Shared Decision Making
Synonyme: gemeinsame Entscheidungsfindung, partizipative Entscheidungsfindung
Definition
Shared Decision Making, kurz SDM, bezeichnet ein partizipatives Konzept in der Arzt-Patienten-Interaktion. Dabei werden medizinische Entscheidungen auf Grundlage eines wechselseitigen Informationsaustausches zwischen Behandler und Patient getroffen. Ziel ist es, die ärztlichen Handlungen auf die individuellen Präferenzen des Patienten abzustimmen.
Grundprinzipien
Patienten sind aktive Partner im Entscheidungsprozess über diagnostische und therapeutische Maßnahmen. Um diese Partnerschaft zu stärken, werden folgende Handlungsprinzipien empfohlen:
- Informationstransparenz: Der Arzt stellt evidenzbasierte Informationen über verfügbare Optionen, Risiken, Nutzen und Unsicherheiten bereit.
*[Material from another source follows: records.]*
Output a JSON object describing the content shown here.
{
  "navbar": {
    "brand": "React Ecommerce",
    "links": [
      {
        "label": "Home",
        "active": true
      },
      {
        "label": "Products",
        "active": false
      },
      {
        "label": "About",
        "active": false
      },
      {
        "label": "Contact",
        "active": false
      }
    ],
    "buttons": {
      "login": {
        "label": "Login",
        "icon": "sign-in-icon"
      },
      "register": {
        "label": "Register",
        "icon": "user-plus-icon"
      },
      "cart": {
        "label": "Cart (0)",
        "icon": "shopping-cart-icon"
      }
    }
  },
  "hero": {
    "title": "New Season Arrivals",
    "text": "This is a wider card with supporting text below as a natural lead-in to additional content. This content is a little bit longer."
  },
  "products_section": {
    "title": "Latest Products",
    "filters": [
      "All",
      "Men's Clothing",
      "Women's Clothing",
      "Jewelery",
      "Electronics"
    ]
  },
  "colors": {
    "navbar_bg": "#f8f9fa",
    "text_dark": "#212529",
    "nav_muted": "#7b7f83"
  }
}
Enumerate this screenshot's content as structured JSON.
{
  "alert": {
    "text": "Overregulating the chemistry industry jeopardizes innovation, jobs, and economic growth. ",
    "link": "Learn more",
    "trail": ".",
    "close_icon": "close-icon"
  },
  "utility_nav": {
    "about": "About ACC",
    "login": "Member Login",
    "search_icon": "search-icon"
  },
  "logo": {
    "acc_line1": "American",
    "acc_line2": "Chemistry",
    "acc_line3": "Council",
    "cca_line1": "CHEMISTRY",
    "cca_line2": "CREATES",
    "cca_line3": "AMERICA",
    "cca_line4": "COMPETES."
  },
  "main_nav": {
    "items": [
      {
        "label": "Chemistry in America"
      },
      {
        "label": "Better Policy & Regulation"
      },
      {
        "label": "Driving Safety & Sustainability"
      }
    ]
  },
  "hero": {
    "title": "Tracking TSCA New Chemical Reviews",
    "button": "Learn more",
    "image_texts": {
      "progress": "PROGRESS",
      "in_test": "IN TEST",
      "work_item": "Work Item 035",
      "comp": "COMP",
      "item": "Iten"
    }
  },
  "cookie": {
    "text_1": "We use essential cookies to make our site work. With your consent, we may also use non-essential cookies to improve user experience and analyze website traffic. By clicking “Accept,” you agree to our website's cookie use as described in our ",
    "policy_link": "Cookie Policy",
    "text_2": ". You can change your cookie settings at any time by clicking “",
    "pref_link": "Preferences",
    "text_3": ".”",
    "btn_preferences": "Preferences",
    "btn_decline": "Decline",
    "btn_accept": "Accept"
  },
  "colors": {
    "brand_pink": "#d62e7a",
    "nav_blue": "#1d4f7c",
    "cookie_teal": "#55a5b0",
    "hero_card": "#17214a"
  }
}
- Patientenbeteiligung: Der Patient wird explizit eingeladen, seine Werte, Erwartungen und Präferenzen zu äußern.
- Gemeinsamer Aushandlungsprozess: Arzt und Patient erarbeiten gemeinsam eine Entscheidung, die medizinische Machbarkeit und persönliche Wertvorstellungen in Einklang bringt.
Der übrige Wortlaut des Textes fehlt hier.